# Preliminaries

In [1]:
# import modules
import numpy as np
... # your code here

Ellipsis

In [2]:
# base classes

class Node:
    pass

class Tree:
    def __init__(self):
        self.root = Node()
    
    def find_leaf(self, x):
        node = self.root
        while hasattr(node, "feature"):
            j = node.feature
            if x[j] <= node.threshold:
                node = node.left
            else:
                node = node.right
        return node

# Density Tree

In [3]:
class DensityTree(Tree):
    def __init__(self):
        super(DensityTree, self).__init__()
        
    def train(self, data, prior, n_min=20):
        '''
        data: the feature matrix for the digit under consideration
        prior: the prior probability of this digit
        n_min: termination criterion (don't split if a node contains fewer instances)
        '''
        self.prior = prior
        N, D = data.shape
        D_try = int(np.sqrt(D)) # number of features to consider for each split decision

        # find and remember the tree's bounding box, 
        # i.e. the lower and upper limits of the training feature set
        m, M = np.min(data, axis=0), np.max(data, axis=0)
        self.box = m.copy(), M.copy()
        
#         print("shape of m and M", m.shape, M.shape)
        
        # identify invalid features and adjust the bounding box
        # (If m[j] == M[j] for some j, the bounding box has zero volume, 
        #  causing divide-by-zero errors later on.
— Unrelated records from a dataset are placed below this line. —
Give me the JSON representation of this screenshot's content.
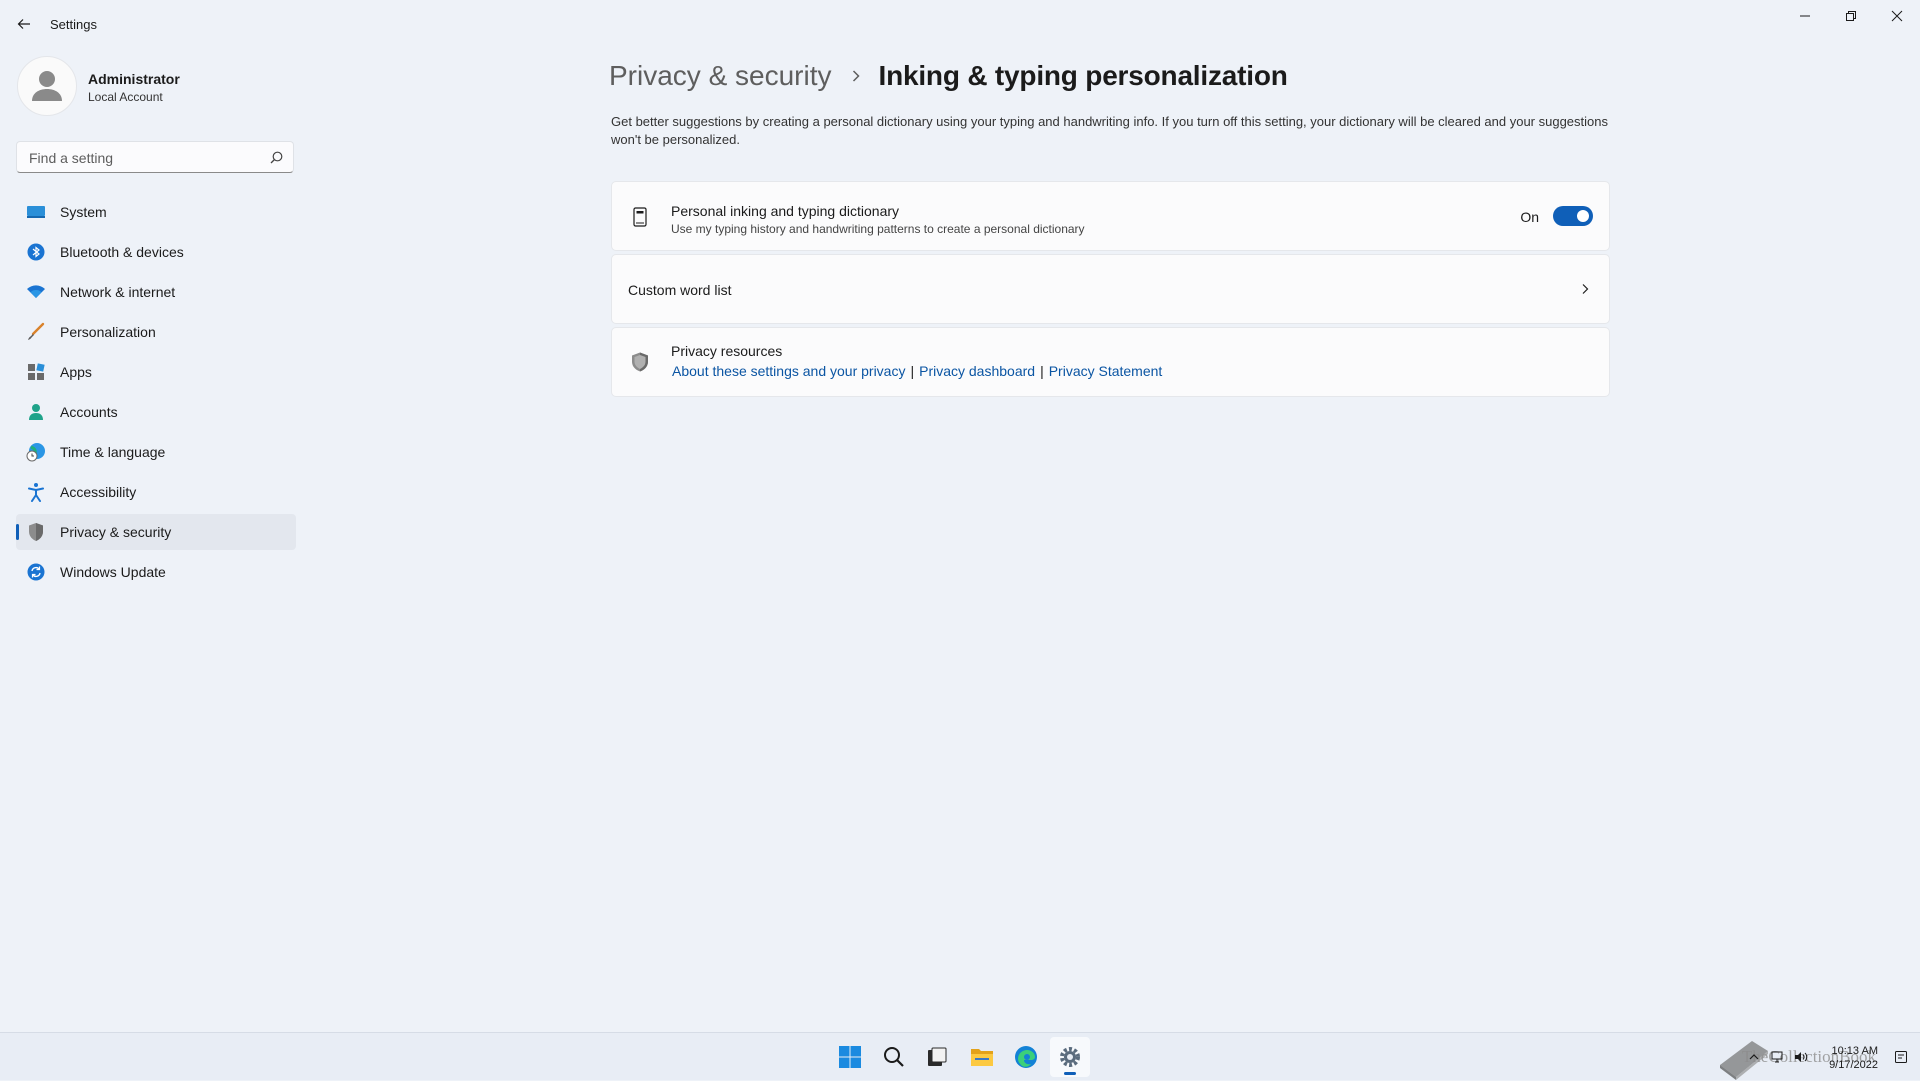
{
  "app": {
    "title": "Settings"
  },
  "profile": {
    "name": "Administrator",
    "account_type": "Local Account"
  },
  "search": {
    "placeholder": "Find a setting"
  },
  "sidebar": {
    "items": [
      {
        "label": "System",
        "icon": "system-icon",
        "active": false
      },
      {
        "label": "Bluetooth & devices",
        "icon": "bluetooth-icon",
        "active": false
      },
      {
        "label": "Network & internet",
        "icon": "wifi-icon",
        "active": false
      },
      {
        "label": "Personalization",
        "icon": "brush-icon",
        "active": false
      },
      {
        "label": "Apps",
        "icon": "apps-icon",
        "active": false
      },
      {
        "label": "Accounts",
        "icon": "person-icon",
        "active": false
      },
      {
        "label": "Time & language",
        "icon": "globe-clock-icon",
        "active": false
      },
      {
        "label": "Accessibility",
        "icon": "accessibility-icon",
        "active": false
      },
      {
        "label": "Privacy & security",
        "icon": "shield-icon",
        "active": true
      },
      {
        "label": "Windows Update",
        "icon": "update-icon",
        "active": false
      }
    ]
  },
  "breadcrumb": {
    "parent": "Privacy & security",
    "current": "Inking & typing personalization"
  },
  "description": "Get better suggestions by creating a personal dictionary using your typing and handwriting info. If you turn off this setting, your dictionary will be cleared and your suggestions won't be personalized.",
  "dictionary_card": {
    "title": "Personal inking and typing dictionary",
    "subtitle": "Use my typing history and handwriting patterns to create a personal dictionary",
    "toggle_state": "On",
    "toggle_on": true
  },
  "custom_word_list": {
    "label": "Custom word list"
  },
  "privacy_resources": {
    "title": "Privacy resources",
    "links": [
      "About these settings and your privacy",
      "Privacy dashboard",
      "Privacy Statement"
    ],
    "separator": "|"
  },
  "taskbar": {
    "apps": [
      "start-icon",
      "search-icon",
      "task-view-icon",
      "file-explorer-icon",
      "edge-icon",
      "settings-icon"
    ],
    "time": "10:13 AM",
    "date": "9/17/2022",
    "watermark": "TheCollectionBook"
  },
  "colors": {
    "accent": "#0f5fb8",
    "link": "#0b55a3",
    "background": "#eef2f8"
  }
}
We must exclude these
        #  features from splitting and adjust the bounding box limits 
        #  such that invalid features have no effect on the volume.)
        valid_features   = np.where(m != M)[0]
        invalid_features = np.where(m == M)[0]
        M[invalid_features] = m[invalid_features] + 1
        
#         print("shape of valid features", valid_features.shape)
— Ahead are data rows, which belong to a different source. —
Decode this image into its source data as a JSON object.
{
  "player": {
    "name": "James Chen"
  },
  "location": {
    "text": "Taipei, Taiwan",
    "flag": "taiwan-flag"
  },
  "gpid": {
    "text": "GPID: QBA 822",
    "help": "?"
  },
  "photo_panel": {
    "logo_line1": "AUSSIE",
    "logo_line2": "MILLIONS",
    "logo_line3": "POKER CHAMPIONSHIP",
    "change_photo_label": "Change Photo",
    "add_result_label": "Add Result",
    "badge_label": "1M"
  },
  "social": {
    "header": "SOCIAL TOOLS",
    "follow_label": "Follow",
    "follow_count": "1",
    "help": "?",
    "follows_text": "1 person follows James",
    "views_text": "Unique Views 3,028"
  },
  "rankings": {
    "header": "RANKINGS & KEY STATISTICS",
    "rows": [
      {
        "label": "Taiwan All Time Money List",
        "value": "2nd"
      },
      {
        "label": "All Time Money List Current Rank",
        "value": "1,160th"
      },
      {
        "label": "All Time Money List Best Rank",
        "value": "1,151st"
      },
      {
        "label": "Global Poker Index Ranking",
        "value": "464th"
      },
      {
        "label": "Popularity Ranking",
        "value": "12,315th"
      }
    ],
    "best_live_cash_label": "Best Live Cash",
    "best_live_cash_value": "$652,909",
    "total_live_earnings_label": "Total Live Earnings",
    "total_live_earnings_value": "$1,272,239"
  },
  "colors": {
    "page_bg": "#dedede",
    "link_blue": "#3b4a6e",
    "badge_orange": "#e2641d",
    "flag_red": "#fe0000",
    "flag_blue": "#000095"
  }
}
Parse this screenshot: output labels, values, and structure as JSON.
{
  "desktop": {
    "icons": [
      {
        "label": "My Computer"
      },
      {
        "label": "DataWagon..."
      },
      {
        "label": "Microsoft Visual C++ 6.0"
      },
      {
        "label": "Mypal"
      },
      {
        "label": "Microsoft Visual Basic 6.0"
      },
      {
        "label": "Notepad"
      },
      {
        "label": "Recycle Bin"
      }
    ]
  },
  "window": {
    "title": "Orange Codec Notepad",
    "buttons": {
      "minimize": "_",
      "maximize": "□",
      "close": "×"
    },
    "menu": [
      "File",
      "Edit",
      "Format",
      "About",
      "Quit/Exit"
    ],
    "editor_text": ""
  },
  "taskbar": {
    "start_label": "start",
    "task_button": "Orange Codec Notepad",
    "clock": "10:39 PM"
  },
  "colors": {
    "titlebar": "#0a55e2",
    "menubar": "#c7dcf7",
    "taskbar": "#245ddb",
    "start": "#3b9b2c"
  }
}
        # initialize the root node
        self.root.data = data
        self.root.box = m.copy(), M.copy()

        # build the tree
        stack = [self.root]
        while len(stack):
            node = stack.pop()
            n = node.data.shape[0] # number of instances in present node
            if n >= n_min:
                # Call 'make_density_split_node()' with 'D_try' randomly selected 
                # indices from 'valid_features'. This turns 'node' into a split node
                # and returns the two children, which must be placed on the 'stack'.
                left, right = make_density_split_node(node, N, np.random.permutation(valid_features)[:D_try])
                if left==None or right==None:
                    make_density_leaf_node(node, N)
                    if len(stack):
                        continue
                    else:
                        break
                stack.append(left)
                stack.append(right)
            else:
                # Call 'make_density_leaf_node()' to turn 'node' into a leaf node.
                make_density_leaf_node(node, N)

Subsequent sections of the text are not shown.